In a groundbreaking development, researchers have created a speaker system equipped with seven “self-deploying” microphones that can dynamically reconfigure themselves to create distinct “speech zones” within a room. This innovative technology enables the accurate tracking and identification of different voices, even as they move.
Published in the journal Nature Communications, this unconventional speaker system comprises what is referred to as a “robotic acoustic swarm.” The “self-deploying” microphones are miniature robots, resembling thimbles, that possess the ability to communicate with one another. These tiny robots navigate autonomously within the room on miniature wheels akin to diminutive Roombas and can return to a charging station as needed.
Co-lead author of the study, Malek Itani, from the Paul G. Allen School of Computer Science & Engineering, emphasized the significance of this innovation, stating, “For the first time, using what we’re calling a robotic ‘acoustic swarm,’ we’re able to track the positions of multiple people talking in a room and separate their speech.”

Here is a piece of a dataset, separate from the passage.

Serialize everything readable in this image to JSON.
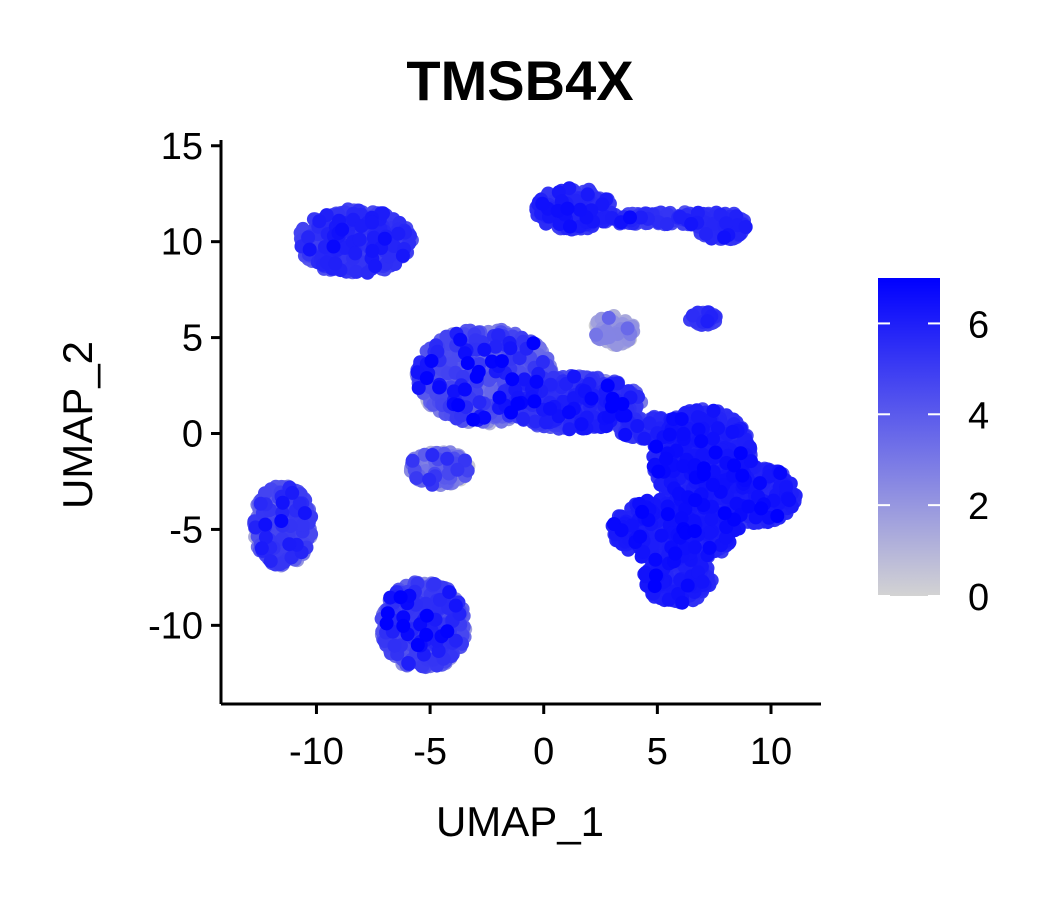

To navigate their surroundings effectively, these prototype robots employ a technique reminiscent of high-frequency echolocation. This mobility is crucial as it allows the microphones to be distributed widely, facilitating more precise calculations. Presently, the robots are confined to tabletop environments, as their localization capabilities are limited to two-dimensional space.
Co-lead author Tuochao Chen elaborated on their approach: “We developed neural networks that use these time-delayed signals to separate what each person is saying and track their positions in a space. So you can have four people having two conversations and isolate any of the four voices and locate each of the voices in a room.”

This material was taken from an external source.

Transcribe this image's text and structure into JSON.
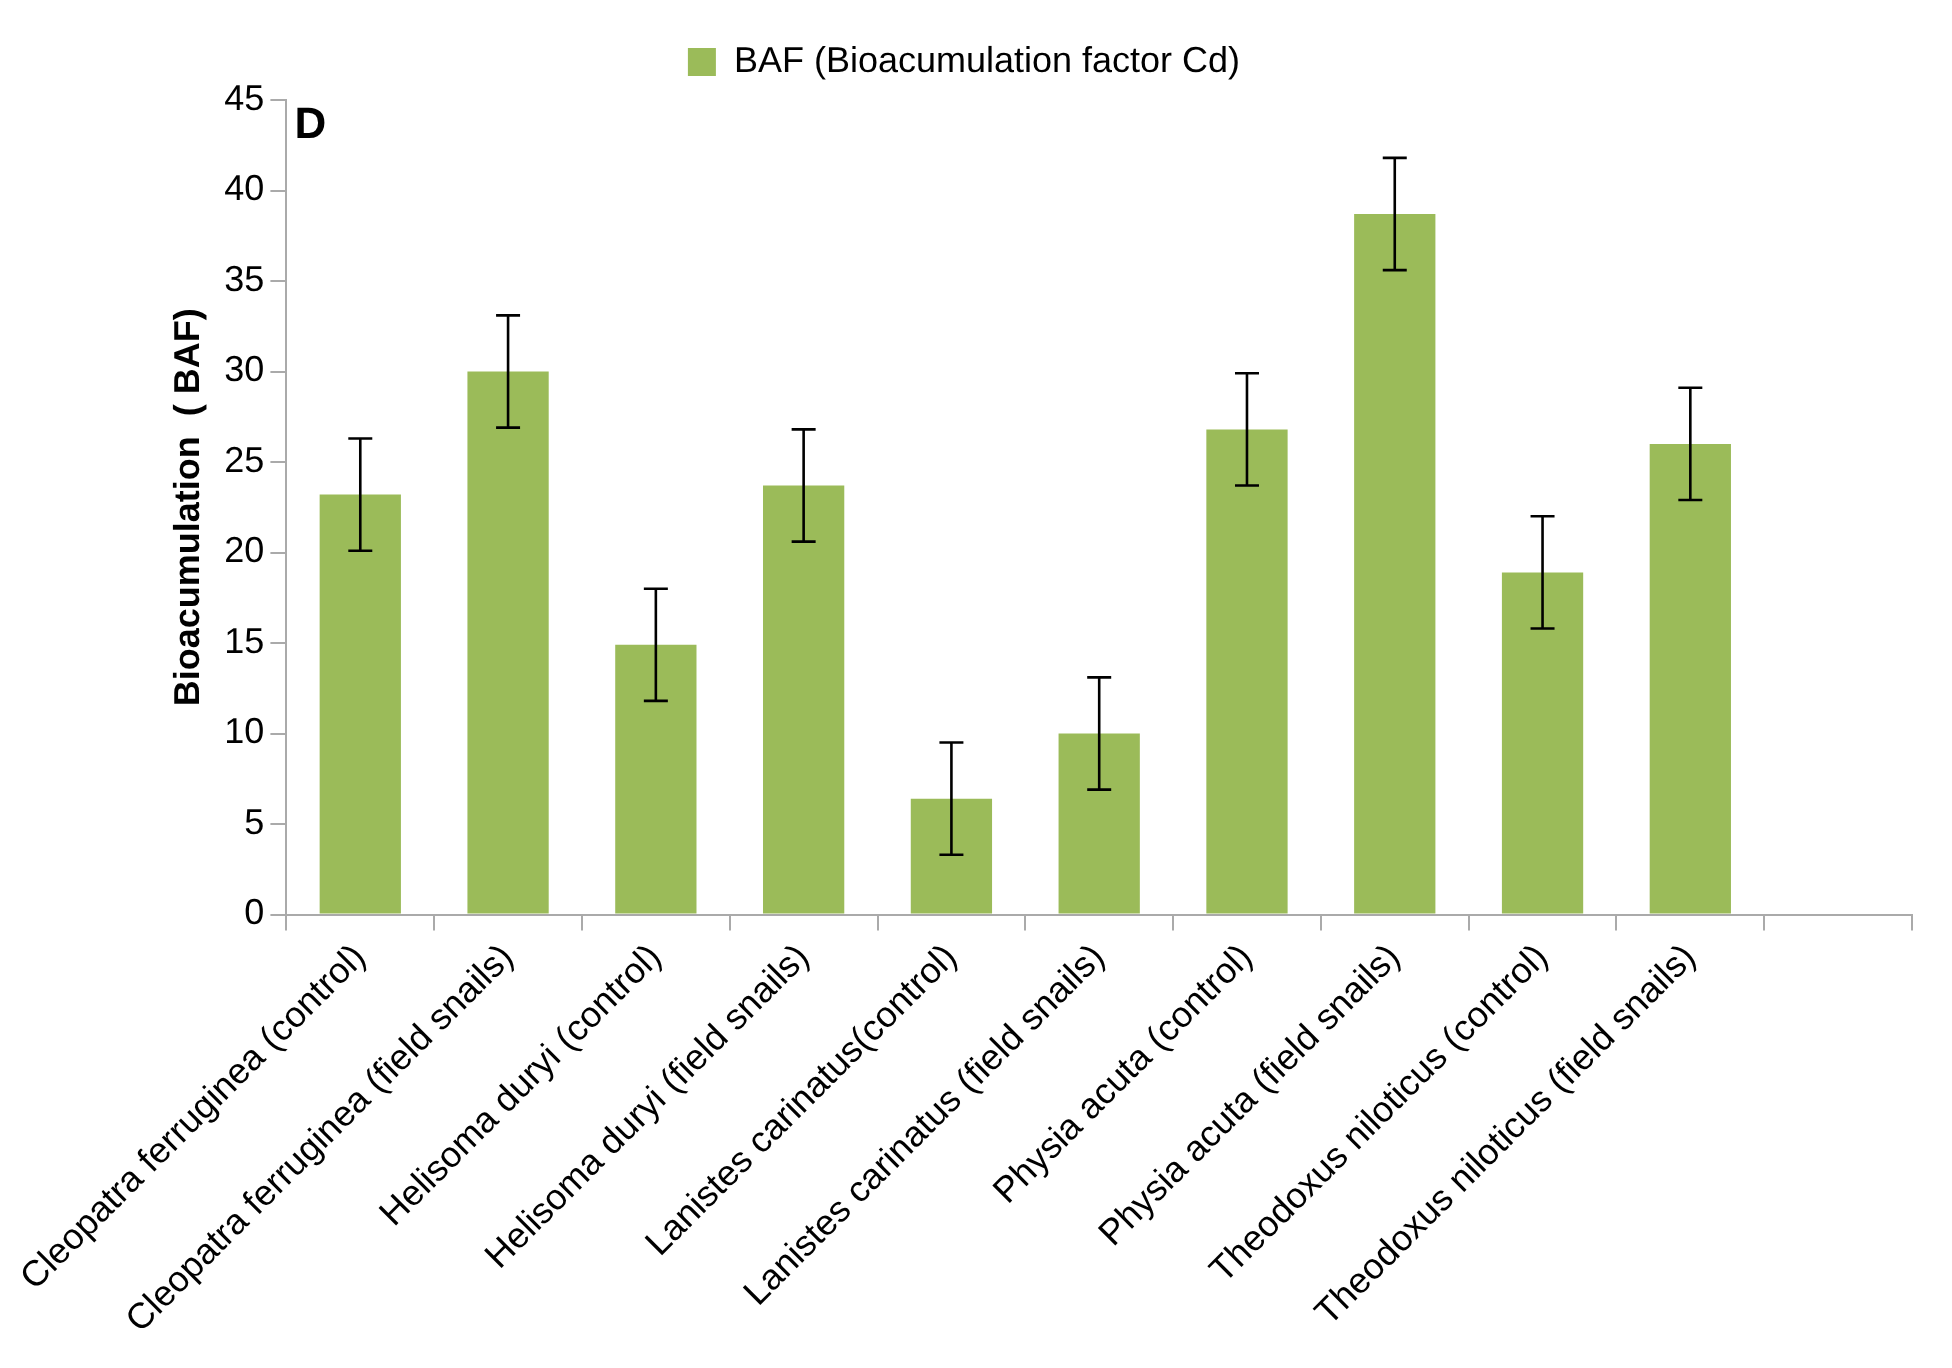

The practicality of this technology was validated through real-world experiments conducted in various settings, including offices and kitchens, with three to five people engaged in conversations. Remarkably, the system achieved voice localization with an accuracy rate of 90 percent, maintaining a distance of within 1.6 feet from each other. The median error was even more impressive, measuring just under six inches across all scenarios.
However, the system’s processing speed presents a minor limitation, taking an average of 1.82 seconds to process three seconds’ worth of sound. This may impact the efficiency of applications such as video conferences.

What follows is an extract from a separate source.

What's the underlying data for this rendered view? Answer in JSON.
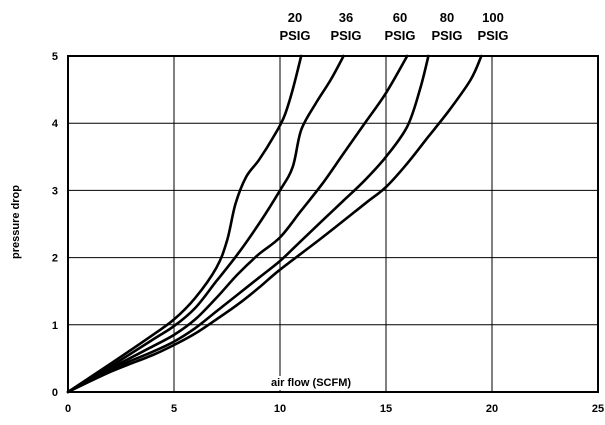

In the future, the researchers intend to apply these muting and separation techniques in real-time physical spaces. They envision utilizing the localizing microphones to achieve what noise-canceling headphones do for individual ears but on a room-wide scale.
This innovative robotic acoustic swarm technology holds the potential to revolutionize audio processing and localization in various domains, including communication and surveillance.